[30]Gourds are continually mentioned in books of travel, and as the word remained mysterious to me from my eighth to my twentieth year I explain in detail. Certain species of melon-like plants produce a hard-skinned fruit, the bitter pulp of which dries up to a powder, leaving the skins hollow. Cut a hole in this, clear out the seeds and fibre, and you have a basin or a bottle according to the shape of the fruit. Only the former shape is seen on the Red Sea coast.

[31]Is “coffee bean” a corruption of the Arabic bûn?

[32]This is of course the regular way of making Turkish coffee and can be imitated at home by anyone. The coffee should be finely ground or crushed like cocoa.

[33]The sheet is passed round a smooth thick thwart and one or two of the crew take up the slack as the rest haul in. This to some extent takes the place of tackle.

[34]They do not bale water out of a canoe, but throw it with a paddle, shell or broken wooden bowl! The method is very effective.

[35]Merely to see the bottom, without distinguishing small objects, is often possible at greater depths still.

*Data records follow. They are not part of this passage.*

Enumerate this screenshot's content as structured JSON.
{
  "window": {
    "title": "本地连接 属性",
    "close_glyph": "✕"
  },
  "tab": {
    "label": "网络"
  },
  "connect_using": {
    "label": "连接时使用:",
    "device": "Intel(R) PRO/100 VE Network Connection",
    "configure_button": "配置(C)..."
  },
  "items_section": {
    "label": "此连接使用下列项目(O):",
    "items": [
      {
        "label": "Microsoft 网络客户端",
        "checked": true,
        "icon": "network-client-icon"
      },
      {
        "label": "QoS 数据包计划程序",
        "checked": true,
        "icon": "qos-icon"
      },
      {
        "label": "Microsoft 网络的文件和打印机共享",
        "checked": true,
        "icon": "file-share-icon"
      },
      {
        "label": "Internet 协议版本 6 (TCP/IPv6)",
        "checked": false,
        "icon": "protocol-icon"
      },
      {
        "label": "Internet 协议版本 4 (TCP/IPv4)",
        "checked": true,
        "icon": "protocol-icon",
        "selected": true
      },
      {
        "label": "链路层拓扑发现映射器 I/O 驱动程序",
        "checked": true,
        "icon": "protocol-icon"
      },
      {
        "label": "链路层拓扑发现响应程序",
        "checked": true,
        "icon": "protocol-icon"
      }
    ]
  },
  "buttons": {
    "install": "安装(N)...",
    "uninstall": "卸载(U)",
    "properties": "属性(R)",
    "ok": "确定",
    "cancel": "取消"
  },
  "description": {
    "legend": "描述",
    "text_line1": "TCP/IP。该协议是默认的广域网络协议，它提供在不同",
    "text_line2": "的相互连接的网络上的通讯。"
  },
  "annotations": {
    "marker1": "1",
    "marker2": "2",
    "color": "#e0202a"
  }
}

[36]The flesh of the pearl oysters and clams are only eaten when all else fails and as fish is obtainable in times of scarcity it is not much appreciated when anything else is to be had.

[37]Unlike the Ballistes, some species at least are able to swallow the flesh of shellfish without the shells, so that the only indications of the origin of their diet is by finding opercula and radulae among the half-digested mass. They also break up pearl oysters, leaving the ground strewn with the broken shells.

[38]The rather majestic term “Shêkh” often means nothing more than this, though it also includes persons of real importance and power in the country, and saints devoutly venerated.

[39]Donkeys’ dung provides a cheap substitute for soap. The clothes are buried in the sand of the sea-shore with dung, left overnight and washed out in the sea next day.